Miami Beach is spending hundreds of millions of dollars now to pump the ocean back. These costs will only rise as sea level, flooding rains, strong hurricanes and other problems caused by AGW increase.
@michael sweet
"Miami Beach is spending hundreds of millions of dollars now to pump the ocean back."
Do you have a link or reference to go along with that statement? Thx.
Jenna:
PBS and Miami Herald (cost estimate $500 million). Many hits on Google. These efforts will only help them for a little while, the ground is porous and the water cannot be held back.
Supplemental reading:
Analysis of 50 major newspapers reveals relative drop in media attention at December UN conference compared with 2009 event
Why did Paris climate summit get less press coverage than Copenhagen? by Alex Pashley, Climate Home, Mar 8, 2016
@ 7, fair enough.
I didn't realise Miami was doing this and the problem is actually a clear and present danger. I mean I suspected it was but didn't actually know...
Tom Curtis @6:
I agree that there is also the "Sensationalism Sells" motivation behind new media providers. And that is a significant part of how a new media provider may 'try to get attention'. But the report is regarding the behaviour of major established media in the US.
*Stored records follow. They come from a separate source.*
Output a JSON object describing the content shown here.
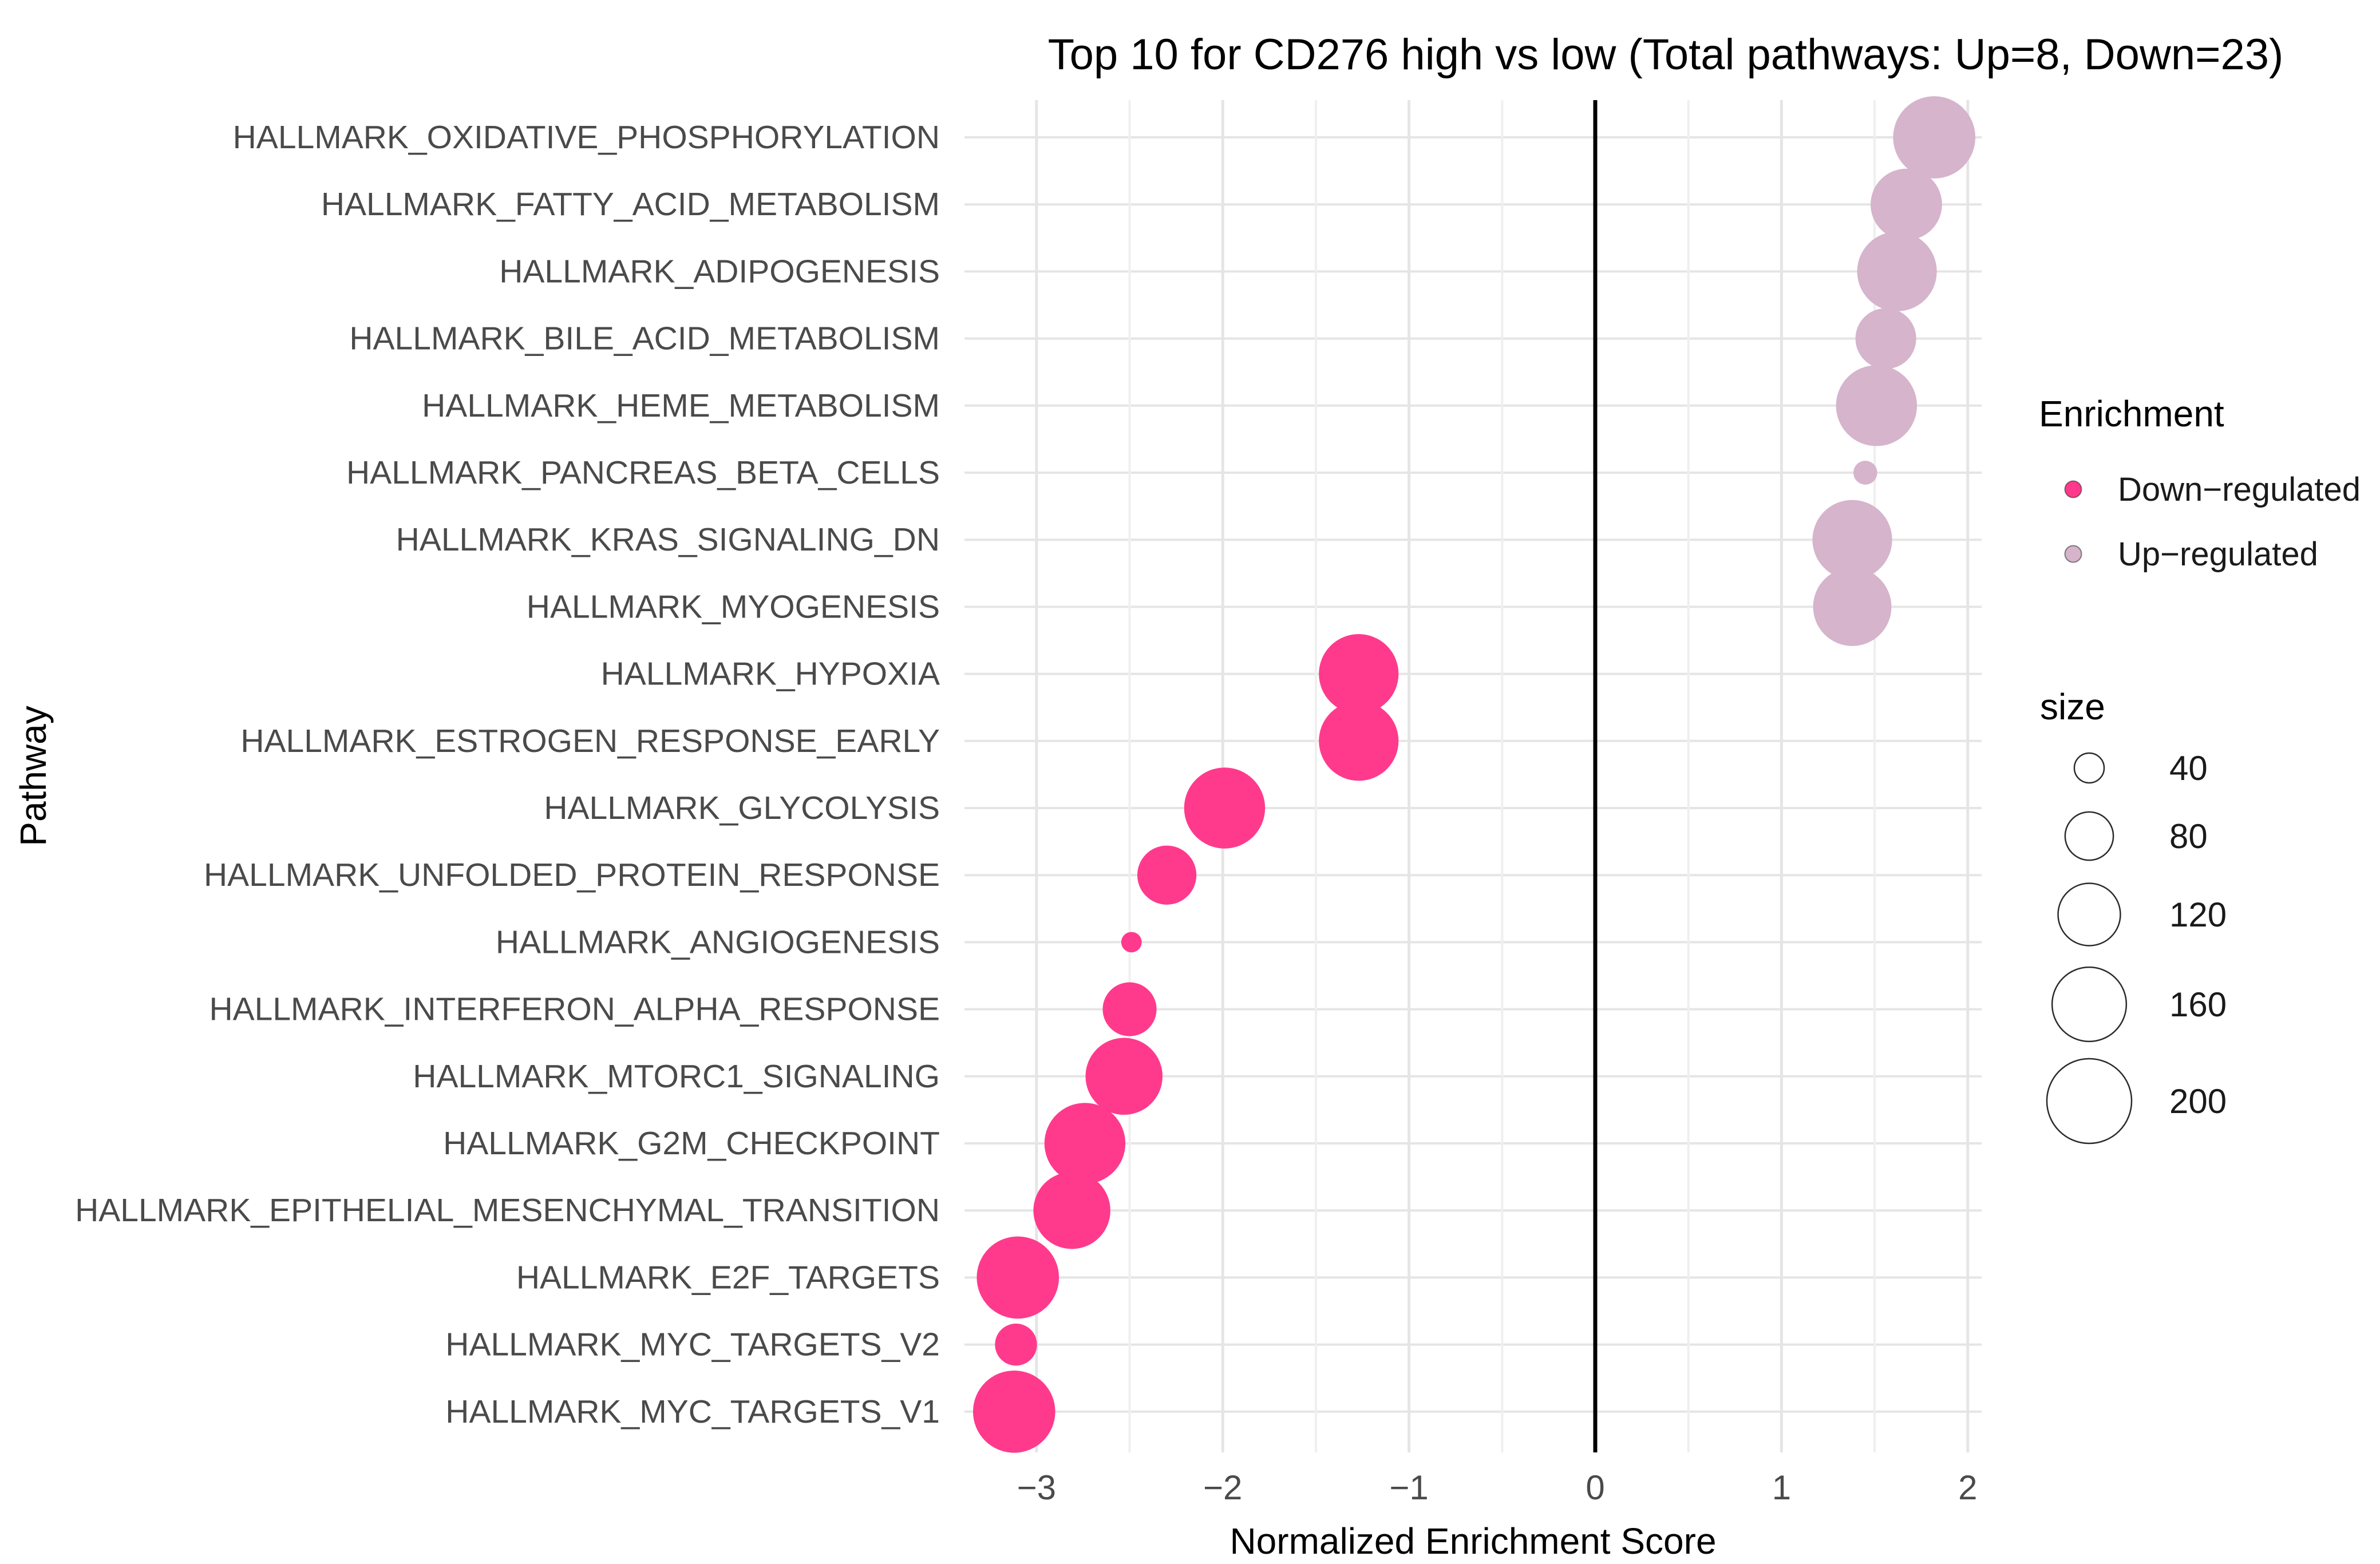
{
  "chart_data": {
    "type": "scatter",
    "title": "Top 10 for CD276 high vs low (Total pathways: Up=8, Down=23)",
    "xlabel": "Normalized Enrichment Score",
    "ylabel": "Pathway",
    "x_axis": {
      "ticks": [
        "−3",
        "−2",
        "−1",
        "0",
        "1",
        "2"
      ],
      "tick_values": [
        -3,
        -2,
        -1,
        0,
        1,
        2
      ],
      "range": [
        -3.39,
        2.07
      ],
      "minor_step": 0.5
    },
    "grid": true,
    "zero_line_at": 0,
    "legend": {
      "title": "Enrichment",
      "position": "right",
      "items": [
        {
          "label": "Down−regulated",
          "direction": "down",
          "color": "#FF3A8C"
        },
        {
          "label": "Up−regulated",
          "direction": "up",
          "color": "#D5B4CC"
        }
      ]
    },
    "size_legend": {
      "title": "size",
      "values": [
        40,
        80,
        120,
        160,
        200
      ]
    },
    "pathways": [
      {
        "label": "HALLMARK_OXIDATIVE_PHOSPHORYLATION",
        "nes": 1.82,
        "size": 190,
        "direction": "up"
      },
      {
        "label": "HALLMARK_FATTY_ACID_METABOLISM",
        "nes": 1.67,
        "size": 150,
        "direction": "up"
      },
      {
        "label": "HALLMARK_ADIPOGENESIS",
        "nes": 1.62,
        "size": 180,
        "direction": "up"
      },
      {
        "label": "HALLMARK_BILE_ACID_METABOLISM",
        "nes": 1.56,
        "size": 115,
        "direction": "up"
      },
      {
        "label": "HALLMARK_HEME_METABOLISM",
        "nes": 1.51,
        "size": 185,
        "direction": "up"
      },
      {
        "label": "HALLMARK_PANCREAS_BETA_CELLS",
        "nes": 1.45,
        "size": 30,
        "direction": "up"
      },
      {
        "label": "HALLMARK_KRAS_SIGNALING_DN",
        "nes": 1.38,
        "size": 180,
        "direction": "up"
      },
      {
        "label": "HALLMARK_MYOGENESIS",
        "nes": 1.38,
        "size": 175,
        "direction": "up"
      },
      {
        "label": "HALLMARK_HYPOXIA",
        "nes": -1.27,
        "size": 180,
        "direction": "down"
      },
      {
        "label": "HALLMARK_ESTROGEN_RESPONSE_EARLY",
        "nes": -1.27,
        "size": 180,
        "direction": "down"
      },
      {
        "label": "HALLMARK_GLYCOLYSIS",
        "nes": -1.99,
        "size": 185,
        "direction": "down"
      },
      {
        "label": "HALLMARK_UNFOLDED_PROTEIN_RESPONSE",
        "nes": -2.3,
        "size": 110,
        "direction": "down"
      },
      {
        "label": "HALLMARK_ANGIOGENESIS",
        "nes": -2.49,
        "size": 25,
        "direction": "down"
      },
      {
        "label": "HALLMARK_INTERFERON_ALPHA_RESPONSE",
        "nes": -2.5,
        "size": 95,
        "direction": "down"
      },
      {
        "label": "HALLMARK_MTORC1_SIGNALING",
        "nes": -2.53,
        "size": 170,
        "direction": "down"
      },
      {
        "label": "HALLMARK_G2M_CHECKPOINT",
        "nes": -2.74,
        "size": 185,
        "direction": "down"
      },
      {
        "label": "HALLMARK_EPITHELIAL_MESENCHYMAL_TRANSITION",
        "nes": -2.81,
        "size": 170,
        "direction": "down"
      },
      {
        "label": "HALLMARK_E2F_TARGETS",
        "nes": -3.1,
        "size": 190,
        "direction": "down"
      },
      {
        "label": "HALLMARK_MYC_TARGETS_V2",
        "nes": -3.11,
        "size": 65,
        "direction": "down"
      },
      {
        "label": "HALLMARK_MYC_TARGETS_V1",
        "nes": -3.12,
        "size": 190,
        "direction": "down"
      }
    ]
  },
  "colors": {
    "down": "#FF3A8C",
    "up": "#D5B4CC",
    "grid_major": "#E5E5E5",
    "grid_minor": "#EFEFEF",
    "axis_text": "#4A4A4A",
    "text": "#1A1A1A",
    "zero_line": "#000000",
    "background": "#FFFFFF"
  }
}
Some "Sensationalism Sells" infuence exists even for the major media. However, there is little doubt that Murdoch has set up (and potentially even directs), Fox to report in accordance with his personal preference, and he definitely has a history of a misguided (misinforming) and denialist (deliberate attempts to discredit) attitude toward climate science. And there is no doubt that American Exceptionalism and the desire of many people in the US to gobble up appealing lies like President George Bush telling them 'they did not have to change how they lived' when he announced that the US would not be formally signing onto Kyoto (I remember how apalled I was when I watched him say it, but I cannot find a video or speech transcript).
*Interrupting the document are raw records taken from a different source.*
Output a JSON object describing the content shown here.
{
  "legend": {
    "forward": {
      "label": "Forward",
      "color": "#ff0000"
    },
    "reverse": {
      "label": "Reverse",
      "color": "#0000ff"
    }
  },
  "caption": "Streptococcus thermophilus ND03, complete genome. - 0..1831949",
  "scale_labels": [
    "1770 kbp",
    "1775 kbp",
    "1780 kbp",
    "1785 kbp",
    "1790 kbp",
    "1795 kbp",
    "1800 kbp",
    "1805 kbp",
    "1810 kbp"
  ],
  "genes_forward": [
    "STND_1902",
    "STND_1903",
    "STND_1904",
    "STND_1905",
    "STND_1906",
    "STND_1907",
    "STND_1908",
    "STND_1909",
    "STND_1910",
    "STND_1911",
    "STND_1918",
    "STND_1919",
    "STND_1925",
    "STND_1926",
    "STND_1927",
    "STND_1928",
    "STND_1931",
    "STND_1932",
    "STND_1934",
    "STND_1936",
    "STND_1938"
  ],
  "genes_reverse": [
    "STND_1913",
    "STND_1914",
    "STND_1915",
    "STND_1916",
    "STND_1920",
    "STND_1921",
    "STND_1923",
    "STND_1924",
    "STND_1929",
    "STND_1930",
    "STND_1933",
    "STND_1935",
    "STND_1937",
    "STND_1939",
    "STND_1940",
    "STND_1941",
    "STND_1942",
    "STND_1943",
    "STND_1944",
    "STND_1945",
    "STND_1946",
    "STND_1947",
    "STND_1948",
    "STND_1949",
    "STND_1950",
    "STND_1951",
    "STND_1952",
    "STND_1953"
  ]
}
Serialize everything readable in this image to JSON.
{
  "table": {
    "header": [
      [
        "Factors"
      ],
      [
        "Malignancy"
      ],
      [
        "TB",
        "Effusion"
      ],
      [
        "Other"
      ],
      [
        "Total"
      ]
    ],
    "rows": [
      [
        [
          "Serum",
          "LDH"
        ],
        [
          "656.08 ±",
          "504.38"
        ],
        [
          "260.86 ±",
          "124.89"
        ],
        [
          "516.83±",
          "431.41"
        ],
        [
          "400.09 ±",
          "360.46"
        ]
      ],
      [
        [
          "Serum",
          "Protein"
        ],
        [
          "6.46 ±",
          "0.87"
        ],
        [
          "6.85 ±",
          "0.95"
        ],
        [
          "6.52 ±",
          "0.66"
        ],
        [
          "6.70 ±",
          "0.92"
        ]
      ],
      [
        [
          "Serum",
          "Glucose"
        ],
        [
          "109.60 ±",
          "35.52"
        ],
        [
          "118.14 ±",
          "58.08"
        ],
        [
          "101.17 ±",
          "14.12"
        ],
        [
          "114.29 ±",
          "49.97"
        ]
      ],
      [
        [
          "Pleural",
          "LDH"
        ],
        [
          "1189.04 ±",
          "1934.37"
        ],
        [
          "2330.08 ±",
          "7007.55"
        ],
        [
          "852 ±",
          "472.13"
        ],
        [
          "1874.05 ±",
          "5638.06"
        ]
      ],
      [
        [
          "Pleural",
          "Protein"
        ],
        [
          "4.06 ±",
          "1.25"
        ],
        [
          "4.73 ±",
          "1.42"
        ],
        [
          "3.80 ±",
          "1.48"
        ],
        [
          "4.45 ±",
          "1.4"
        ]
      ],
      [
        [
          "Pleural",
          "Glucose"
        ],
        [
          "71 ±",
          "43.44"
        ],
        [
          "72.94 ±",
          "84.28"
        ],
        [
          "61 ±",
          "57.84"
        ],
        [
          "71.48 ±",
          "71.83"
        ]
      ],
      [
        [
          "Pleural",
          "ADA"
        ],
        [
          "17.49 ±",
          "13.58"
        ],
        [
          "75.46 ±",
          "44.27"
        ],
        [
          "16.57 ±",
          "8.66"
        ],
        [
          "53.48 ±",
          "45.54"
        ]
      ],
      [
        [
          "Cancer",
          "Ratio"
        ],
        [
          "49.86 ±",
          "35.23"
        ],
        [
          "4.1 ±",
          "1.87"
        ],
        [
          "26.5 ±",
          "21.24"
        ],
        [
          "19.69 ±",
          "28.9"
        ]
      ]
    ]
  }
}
The types like Bush desired that US citizens believe they did not have to reduce their pursuit of reward from the burning of fossil fuels. And they still desire that belief to be maintained any way they can get away with, because 'pursuing maximum personal reward any way they can get away with for as long as they can get away with (cheaper and quicker without regard for advancing humanity to a better future for all)' is their chosen 'purpose in life'. It is the truly exceptional damaging and ultimately unsustainable attitude that is still fermetting and growing in pockets in the US and being exported (encouraged to develop) around the world in other potentially fertile regions (like Alberta, Canada) to grow and affect the future of humanity like a cancer, virus or bacterial disease thoughtlessly spreading and growing without any concern about its actual impacts. But unlike those unthinking trouble-makers, these people are able to be aware of the trouble they make and will deliberately try to get away with making it, including deliberately limiting the growth of awareness and understanding that is contrary to their interests, any way they can get away with including influencing what gets presented by the major media providers.